New spy software has gone on sale in New Zealand to allow parents to monitor their children's text messages and cellphone calls.
The technology even has a GPS tracking device so parents know exactly where their children are at any given moment - all for a cost of $44.
Sally Rae and Steve Herstell, who launched the software in New Zealand yesterday, said the application was aimed at helping parents prevent their children become victims of bullying, sexting and grooming.
"You need to train a child to use a cellphone, and this is a way of doing that," Ms Rae said.
She and Mr Herstell, her partner, gave her two daughters mobile phones so they could contact them if plans changed.
They have the NZ franchise for MyFone and have now launched it, citing concerns about bad cyberspace behaviour.
"You can actually watch all telephone calls in and out, you can black-list some numbers if you want to," Ms Rae said.

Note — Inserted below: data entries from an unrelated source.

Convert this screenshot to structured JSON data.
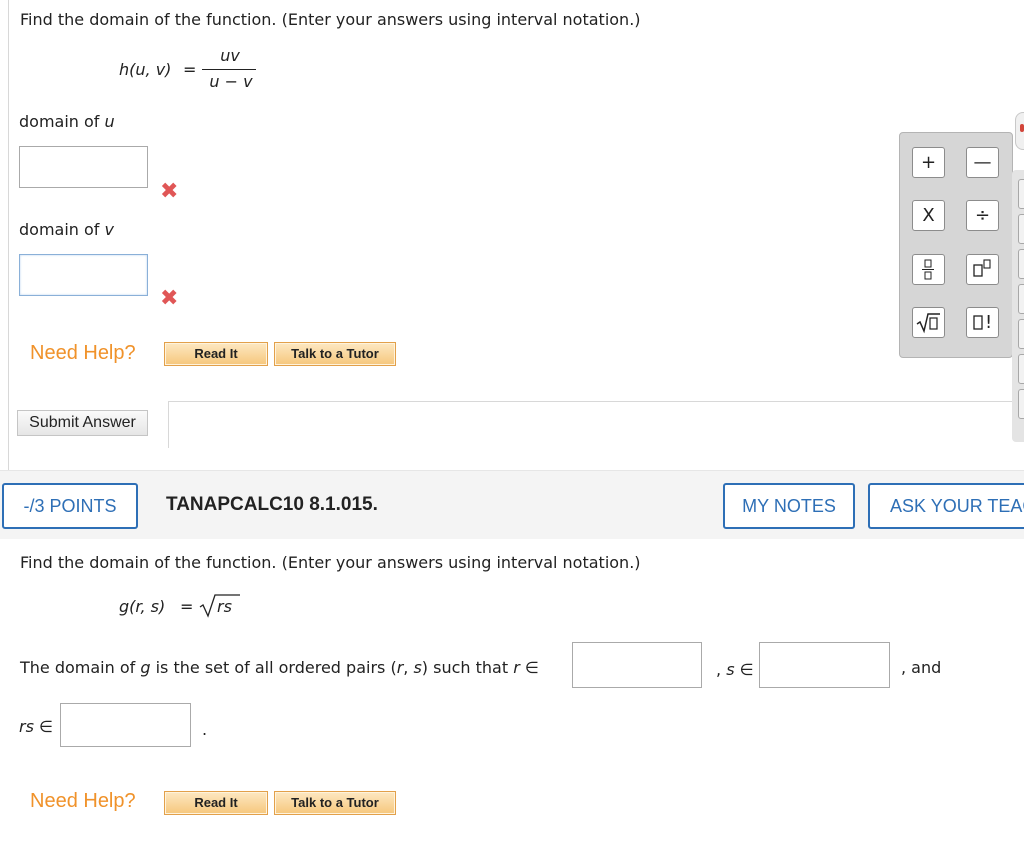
{
  "question1": {
    "prompt": "Find the domain of the function. (Enter your answers using interval notation.)",
    "function_lhs": "h(u, v)",
    "equals": "=",
    "numerator": "uv",
    "denominator": "u − v",
    "domain_u_label_prefix": "domain of ",
    "domain_u_var": "u",
    "domain_v_label_prefix": "domain of ",
    "domain_v_var": "v",
    "domain_u_value": "",
    "domain_v_value": "",
    "incorrect_mark": "✖",
    "need_help": "Need Help?",
    "read_it": "Read It",
    "talk_to_tutor": "Talk to a Tutor",
    "submit": "Submit Answer"
  },
  "math_palette": {
    "keys": [
      "+",
      "−",
      "X",
      "÷",
      "fraction",
      "exponent",
      "sqrt",
      "factorial"
    ],
    "key_glyphs": {
      "plus": "+",
      "minus": "—",
      "times": "X",
      "divide": "÷",
      "factorial": "!"
    }
  },
  "question2_header": {
    "points": "-/3 POINTS",
    "question_id": "TANAPCALC10 8.1.015.",
    "my_notes": "MY NOTES",
    "ask_teacher": "ASK YOUR TEACHER"
  },
  "question2": {
    "prompt": "Find the domain of the function. (Enter your answers using interval notation.)",
    "function_lhs": "g(r, s)",
    "equals": "=",
    "radicand": "rs",
    "domain_sentence_start": "The domain of ",
    "g_var": "g",
    "domain_sentence_mid": " is the set of all ordered pairs (",
    "pair_r": "r",
    "pair_comma": ", ",
    "pair_s": "s",
    "domain_sentence_end": ") such that ",
    "r_in": "r ∈",
    "comma_s_in_comma": ",",
    "s_in": "s ∈",
    "and_text": ", and",
    "rs_in": "rs ∈",
    "period": ".",
    "r_value": "",
    "s_value": "",
    "rs_value": "",
    "need_help": "Need Help?",
    "read_it": "Read It",
    "talk_to_tutor": "Talk to a Tutor"
  },
  "colors": {
    "accent_blue": "#2e6fb6",
    "help_orange": "#f0922a",
    "incorrect_red": "#e05656"
  }
}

"You can see all texts in and out and the content of the texts. You can also GPS-track them."
MyFone software is purchased online and downloaded to a handset, which is then connected to the mobile number to be monitored.
The technology then sends a text to the number asking for permission, which the person has an option of allowing.
However, the Women's Refuge and civil liberties groups are horrified about what it might mean if the technology was abused.
"It's extremely concerning," Women's Refuge acting chief executive Lynn Boyd said. "It could mean that an abusive partner could monitor their partner's calls to emergency services, help services or family members whom they turn to in their time of need."
Mrs Boyd said it was not far-fetched to think that crazed people would abuse the software and use it to spy on their partners and control their movements.
Mr Herstell said the software could be put on a phone and go unnoticed for a month, which was a loophole in the software that the company was working to close.
New Zealand Council for Civil Liberties spokesman Batch Hales said he was incredibly perturbed by the product.
"A lot of parents are very controlling with their children. The presumption was you would have an enlightened parent wanting to care for their kid, but the reality is it's snooping on everything they do."
Mr Hales said if a parent was concerned about how their child was using their cellphone, then they should not be given one.
"This is a controlling mechanism ... and we'll be looking into the legalities and ethical issues around it," he said.
NetSafe said as long as the product was used along with open communication between parent and child, it did not have an issue with it.
HOW IT WORKS
* The software is bought for $44.20 from www.myfone.mobi.
* The file is downloaded to a handset and the parent enters their child's number.
* A text is sent to the child's phone asking for permission for it to be monitored.
* If the child agrees, they reply with a text saying "yes".
* The child's cellphone usage can then be monitored for one month before another text from the software is sent asking for permission.